Depois, a agremiação publicou outra nota, onde dizia estar “apurando os fatos e colaborando com as investigações sobre o caso do carnavalesco Zilkson Reis. (…) E esclarece ainda, que não aprova nem compactua com qualquer tipo de violência por parte de seus associados, cabendo à Autoridade Policial apurar com imparcialidade as versões apresentadas pelas partes envolvidas de modo que injustiças ou medidas judiciais prematuras sejam adotadas no curso do inquérito policial. Vale lembrar que não havia expediente de trabalho no dia em questão em nosso barracão, portanto não havia motivos para nenhuma pessoa estar no local à serviço da entidade”.

As informações acima citadas são negadas por Ana Cláudia. Segundo apontado àquele momento, haveria uma reunião entre ele e a agremiação. “Soubemos que ele estava sozinho. As pessoas que o encontrariam para (uma) reunião o encontraram lesionado”, declarou Vieiralves ao jornal A Crítica, de Manaus.

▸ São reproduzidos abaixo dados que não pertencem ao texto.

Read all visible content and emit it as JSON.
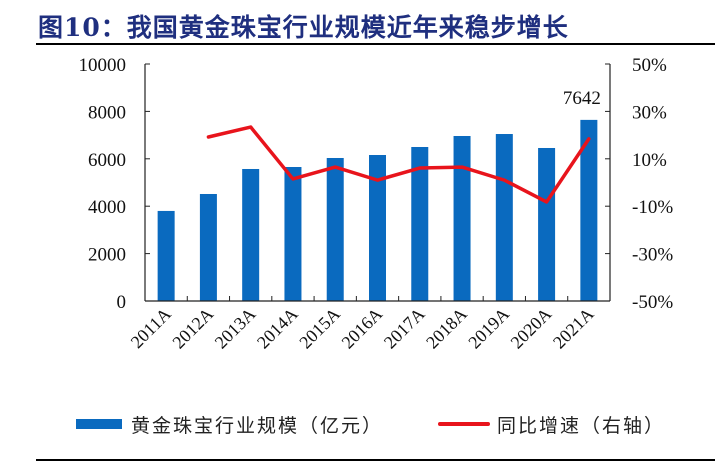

Noticiou-se na ocasião, algo que é relatado no mesmo áudio no qual João Barbosa e Ana Cláudia Vieiralves conversam, de que havia lesões nas costelas do carnavalesco, formação de coágulos nos pulmões, e múltiplas fraturas de face. Em 11/05/2022, Thiago entregou-se à polícia e no dia seguinte passou por uma audiência de custódia. Ele tinha um mandado de prisão temporária expedida por tentativa de homicídio, informou a polícia ao G1.

Na transmissão do Carnaval de 2022, na cartela de créditos, constam os nomes de Zilkson Reis e Thiago Dionísio, personagens do entrevero (Foto: Reprodução/TV Globo)

O ARTISTA E A ESCOLA DE SAMBA

O artista plástico Zilkson Reis assinou o carnaval da Gaviões, entre 2009 e 2017 – com exceção de 2012 e 2013 – e estava de volta à agremiação da Fiel Torcida para o desfile de 2022. À época, quando foi anunciado pela agremiação, declarou que era “Uma alegria imensa estar de volta à casa alvinegra, e me juntar novamente ao bando de loucos para fazer mais este carnaval. Agradeço ao presidente, Padinho, e ao vice-presidente, Jarrão, pelo convite e à toda Diretoria dos Gaviões pela confiança que me deram neste retorno para conduzir o trabalho (…). Agora vamos à luta com motivação e ânimo em busca de um desfile histórico. O “Basta!” vai ecoar forte na Avenida”. Naquele ano, a escola ficou com a oitava colocação no carnaval paulistano. Além da agremiação paulistana, Zilkson foi o responsável pelo desfile da escola de samba Reino Unido da Liberdade, de Manaus, no ano de 2013 e entre 2019 e 2021.